The donation will be deducted from any severance benefits that Moonves would have received upon his departure, CBS said in a press release.
CBS chief operating officer Joe Ianniello is expected to run the company on an interim basis.
When reached for comment by Business Insider, CBS provided the following statement: "CBS takes these allegations very seriously".
It also concludes a months-long battle for control of CBS between Moonves and the company's controlling shareholder, Shari Redstone.
Moonves worked as an executive for CBS for more than two decades, joining the network in 1995 as president of CBS Entertainment. I can only surmise they are surfacing now for the first time, decades later, as part of a concerted effort by others to destroy my name, my reputation, and my career.
Leslie Moonves, Chairman and CEO, CBS Corporation, speaks during the Milken Institute Global Conference in Beverly Hills, California, US, May 3, 2017.
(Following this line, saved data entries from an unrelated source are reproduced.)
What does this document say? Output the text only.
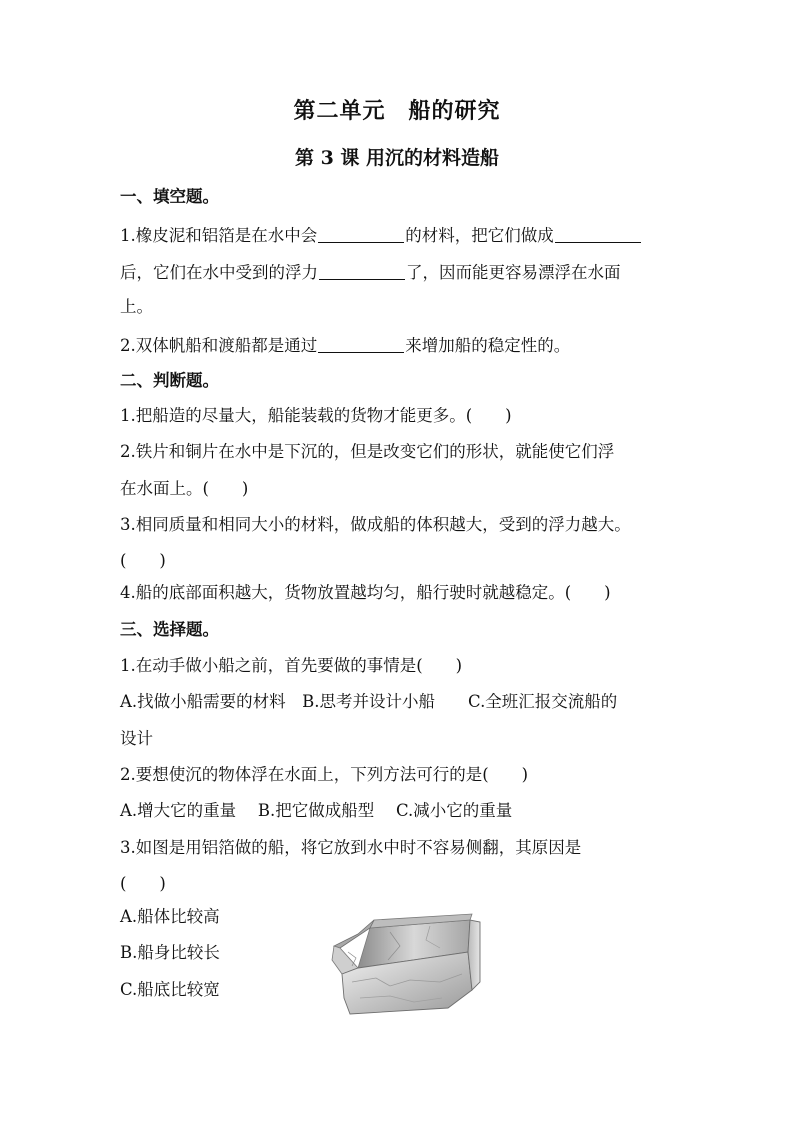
第二单元　船的研究
第 3 课 用沉的材料造船

一、填空题。

1.橡皮泥和铝箔是在水中会	的材料，把它们做成

后，它们在水中受到的浮力	了，因而能更容易漂浮在水面

上。

2.双体帆船和渡船都是通过	来增加船的稳定性的。

二、判断题。

1.把船造的尽量大，船能装载的货物才能更多。(　　)

2.铁片和铜片在水中是下沉的，但是改变它们的形状，就能使它们浮

在水面上。(　　)

3.相同质量和相同大小的材料，做成船的体积越大，受到的浮力越大。

(　　)

4.船的底部面积越大，货物放置越均匀，船行驶时就越稳定。(　　)

三、选择题。

1.在动手做小船之前，首先要做的事情是(　　)

A.找做小船需要的材料　B.思考并设计小船　　C.全班汇报交流船的

设计

2.要想使沉的物体浮在水面上，下列方法可行的是(　　)

A.增大它的重量　 B.把它做成船型　 C.减小它的重量

3.如图是用铝箔做的船，将它放到水中时不容易侧翻，其原因是

(　　)

A.船体比较高

B.船身比较长

C.船底比较宽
Following the New Yorker report in August, Moonves said he regretted "immensely" making some women uncomfortable by making advances, but added that he abided by the principle that "no" means 'no, ' and stated he had never misused his position to harm or hinder anyone's career. "A number of the women also said that Moonves retaliated after they rebuffed him, damaging their careers". The new allegations have made it untenable for Moonves to continue in his post, though it remains unclear whether he will be fired or allowed to resign. This money, the amount of it, is dependent on the outcome of this investigation and what CBS believes to be truthful and accurate and real allegations of sexual misconduct.
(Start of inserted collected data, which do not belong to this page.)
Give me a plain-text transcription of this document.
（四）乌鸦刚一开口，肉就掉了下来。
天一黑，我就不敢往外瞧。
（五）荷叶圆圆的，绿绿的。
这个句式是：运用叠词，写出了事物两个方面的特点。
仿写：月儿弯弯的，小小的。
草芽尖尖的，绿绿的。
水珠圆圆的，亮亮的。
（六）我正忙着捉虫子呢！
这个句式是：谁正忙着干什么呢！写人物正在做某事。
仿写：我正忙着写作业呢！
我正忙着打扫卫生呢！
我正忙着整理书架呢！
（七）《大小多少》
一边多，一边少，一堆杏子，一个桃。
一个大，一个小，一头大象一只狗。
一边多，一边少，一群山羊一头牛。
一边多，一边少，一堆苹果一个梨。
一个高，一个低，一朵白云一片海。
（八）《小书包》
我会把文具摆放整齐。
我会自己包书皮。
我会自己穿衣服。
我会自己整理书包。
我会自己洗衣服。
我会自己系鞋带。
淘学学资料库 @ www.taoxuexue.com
Moonves's departure had been on the cards, with USA media reporting in recent days that the terms of his departure had been under negotiation for weeks, and a deal had been expected before markets open Monday.
An investigation being conducted by outside law firms into the allegations against Moonves is ongoing, the network said.
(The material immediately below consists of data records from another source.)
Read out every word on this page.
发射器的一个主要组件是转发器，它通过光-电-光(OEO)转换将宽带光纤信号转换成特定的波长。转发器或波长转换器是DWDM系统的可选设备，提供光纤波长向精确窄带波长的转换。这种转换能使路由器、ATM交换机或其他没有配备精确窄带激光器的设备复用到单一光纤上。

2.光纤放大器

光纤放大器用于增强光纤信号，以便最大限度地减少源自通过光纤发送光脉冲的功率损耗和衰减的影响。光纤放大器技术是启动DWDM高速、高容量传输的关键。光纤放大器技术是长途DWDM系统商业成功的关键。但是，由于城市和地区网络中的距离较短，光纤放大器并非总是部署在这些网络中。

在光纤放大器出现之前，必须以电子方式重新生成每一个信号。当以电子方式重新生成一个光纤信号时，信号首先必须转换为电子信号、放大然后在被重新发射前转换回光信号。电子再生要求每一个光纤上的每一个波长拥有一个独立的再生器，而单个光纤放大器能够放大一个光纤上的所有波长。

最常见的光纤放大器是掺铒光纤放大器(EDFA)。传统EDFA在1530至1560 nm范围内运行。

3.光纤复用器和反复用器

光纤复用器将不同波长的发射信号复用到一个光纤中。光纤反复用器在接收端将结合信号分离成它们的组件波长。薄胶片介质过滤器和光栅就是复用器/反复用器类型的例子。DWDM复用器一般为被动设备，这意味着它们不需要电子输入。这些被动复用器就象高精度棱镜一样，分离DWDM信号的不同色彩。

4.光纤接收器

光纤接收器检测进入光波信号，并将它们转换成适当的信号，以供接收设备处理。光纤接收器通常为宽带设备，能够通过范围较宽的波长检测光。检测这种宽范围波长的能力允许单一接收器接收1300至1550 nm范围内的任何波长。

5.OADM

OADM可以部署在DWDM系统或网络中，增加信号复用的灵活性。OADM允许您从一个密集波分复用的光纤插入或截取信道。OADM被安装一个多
The response was so strong that Farrow has published a follow-up to his exposé, featuring testimony from six additional women who said that Moonves forced them to perform oral sex, solicited sexual favors from them, and then used harassment and coercion to intimidate them into silence. Nineteen current and former CBS employees have also alleged that former CBS News Chairman Jeff Fager condoned sexual harassment in his division.
Farrow's initial piece on Moonves presumably helped him surface other women who claimed similar stories. "He absolutely ruined my career", television executive Phyllis Golden-Gottlieb told Farrow, recounting a day in the '80s when she denied Moonves oral sex in his auto, prompting him to throw her "hard" against a wall a few days later.